Bruckner Chase, who developed the innovative Tao o le Tai program in Amerika Samoa, and his wife Michelle were scheduled to come out to tomorrow's Catalina Channel Swimming Federation banquet in California to accept recognition for Stuart Evans' 1959 crossing of the Catalina Channel.
However, Hurricane Sandy devastated their Ocean City (New Jersey) home this week and the Catalina Channel Swimming Federation festivities had to be put on hold for the husband-and-wife duo. "We lost our car and a lot of personal possessions, but the water has [finally] stopped just an inch from our front door. But we still have 2 feet of water in our laundry room and in our garage," explained Bruckner.
"Since we are on an island, the water recedes pretty quickly with the tide. By Tuesday morning, the water was out of our garage and just in the streets. The water stopped at our door threshold on Monday night at the peak tide during the storm's eye. Had the storm hit any later, the extra wind and surge would have pushed another 12" of water. As it stood, the water in front of our house was probably 4-5 feet deep, and this was the highest recorded tide in history."
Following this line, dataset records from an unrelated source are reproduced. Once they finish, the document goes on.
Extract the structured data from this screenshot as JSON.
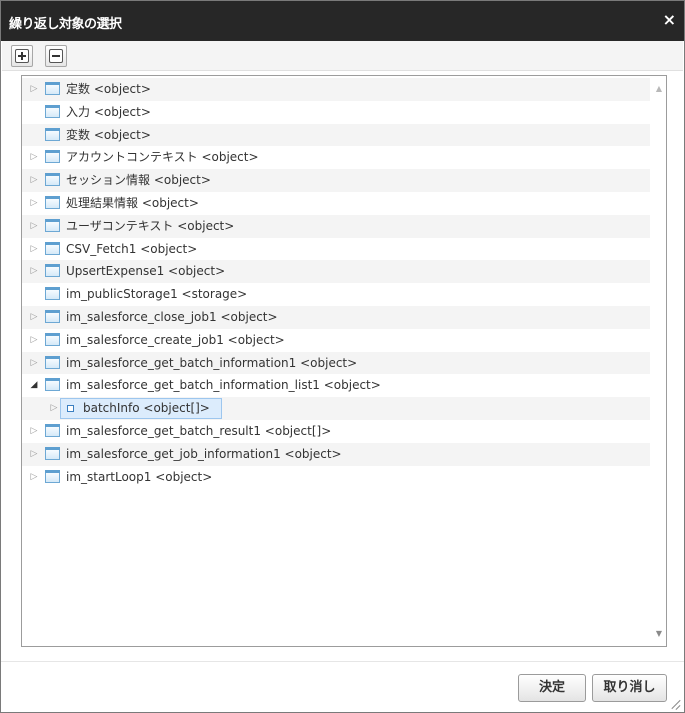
{
  "dialog": {
    "title": "繰り返し対象の選択",
    "close_glyph": "×"
  },
  "toolbar": {
    "expand_icon": "plus-box-icon",
    "collapse_icon": "minus-box-icon"
  },
  "tree": {
    "items": [
      {
        "label": "定数 <object>",
        "expander": "▷"
      },
      {
        "label": "入力 <object>",
        "expander": ""
      },
      {
        "label": "変数 <object>",
        "expander": ""
      },
      {
        "label": "アカウントコンテキスト <object>",
        "expander": "▷"
      },
      {
        "label": "セッション情報 <object>",
        "expander": "▷"
      },
      {
        "label": "処理結果情報 <object>",
        "expander": "▷"
      },
      {
        "label": "ユーザコンテキスト <object>",
        "expander": "▷"
      },
      {
        "label": "CSV_Fetch1 <object>",
        "expander": "▷"
      },
      {
        "label": "UpsertExpense1 <object>",
        "expander": "▷"
      },
      {
        "label": "im_publicStorage1 <storage>",
        "expander": ""
      },
      {
        "label": "im_salesforce_close_job1 <object>",
        "expander": "▷"
      },
      {
        "label": "im_salesforce_create_job1 <object>",
        "expander": "▷"
      },
      {
        "label": "im_salesforce_get_batch_information1 <object>",
        "expander": "▷"
      },
      {
        "label": "im_salesforce_get_batch_information_list1 <object>",
        "expander": "◢"
      },
      {
        "label": "batchInfo <object[]>",
        "expander": "▷"
      },
      {
        "label": "im_salesforce_get_batch_result1 <object[]>",
        "expander": "▷"
      },
      {
        "label": "im_salesforce_get_job_information1 <object>",
        "expander": "▷"
      },
      {
        "label": "im_startLoop1 <object>",
        "expander": "▷"
      }
    ]
  },
  "scroll": {
    "up": "▲",
    "down": "▼"
  },
  "footer": {
    "ok_label": "決定",
    "cancel_label": "取り消し"
  },
  "colors": {
    "titlebar": "#272727",
    "selection": "#dcecfc",
    "folder": "#6da8d4"
  }
}
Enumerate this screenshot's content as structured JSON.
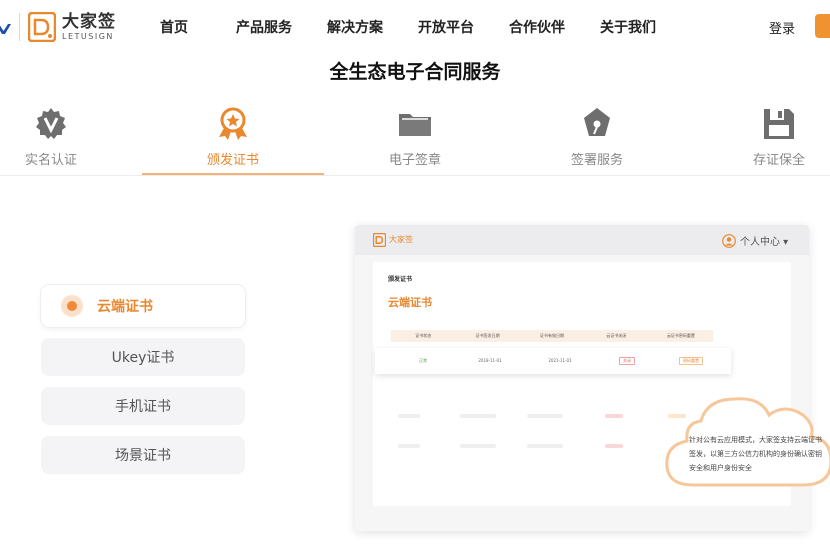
{
  "header": {
    "logo_cn": "大家签",
    "logo_en": "LETUSIGN",
    "nav": [
      "首页",
      "产品服务",
      "解决方案",
      "开放平台",
      "合作伙伴",
      "关于我们"
    ],
    "login": "登录"
  },
  "page_title": "全生态电子合同服务",
  "tabs": [
    {
      "label": "实名认证",
      "icon": "shield-v-icon"
    },
    {
      "label": "颁发证书",
      "icon": "award-icon",
      "active": true
    },
    {
      "label": "电子签章",
      "icon": "folder-icon"
    },
    {
      "label": "签署服务",
      "icon": "pen-nib-icon"
    },
    {
      "label": "存证保全",
      "icon": "save-disk-icon"
    }
  ],
  "cert_list": [
    {
      "label": "云端证书",
      "active": true
    },
    {
      "label": "Ukey证书"
    },
    {
      "label": "手机证书"
    },
    {
      "label": "场景证书"
    }
  ],
  "mock": {
    "logo_cn": "大家签",
    "logo_en": "LETUSIGN",
    "user": "个人中心 ▾",
    "crumb": "颁发证书",
    "heading": "云端证书",
    "columns": [
      "证书状态",
      "证书签发日期",
      "证书有效日期",
      "云证书关闭",
      "云证书密码重置"
    ],
    "row": {
      "status": "正常",
      "issue_date": "2018-11-01",
      "valid_date": "2021-11-01",
      "close": "关闭",
      "reset": "密码重置"
    }
  },
  "cloud_text": "针对公有云应用模式，大家签支持云端证书签发，以第三方公信力机构的身份确认密钥安全和用户身份安全",
  "colors": {
    "accent": "#e9882f",
    "icon_gray": "#6e6e6e"
  }
}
On Tuesday, Bruckner reported the following via Facebook:
"While every block around us has power, we do not. We do not have heat or hot water either, but we have a fireplace, gas appliances and small propane, indoor heaters. We have not left the island and the bridges are still closed to non-essential [individuals] because they have concerns about overloading a damaged sewage plant. Bill Dorney had 2 feet of water in his first floor. Bill is the ocean mentor for so many of us, and his place is Team Dorney Headquarters. This continues to be a life-changing experience, and the effects on what and how we are looking at our lives center around the components that can not be inventoried for an insurance company.
There was fear in the uncertainty that existed even before Sandy, but with a more mindful approach to what is before us, I remain a bit more at peace.
As open water swimmers the most valuable skill any of us can bring with us into the ocean is a mindful awareness of ourselves and our place in this uncontrollable and unconquerable environment.
As both an ocean conservationist and endurance waterman, the last few days has seen an evolution in how I view my connection to the ocean. I am renewed in my commitment to share these experiences. The ocean will impact all of our lives, and we need to determine what we are going to do to make that impact and connection a positive one."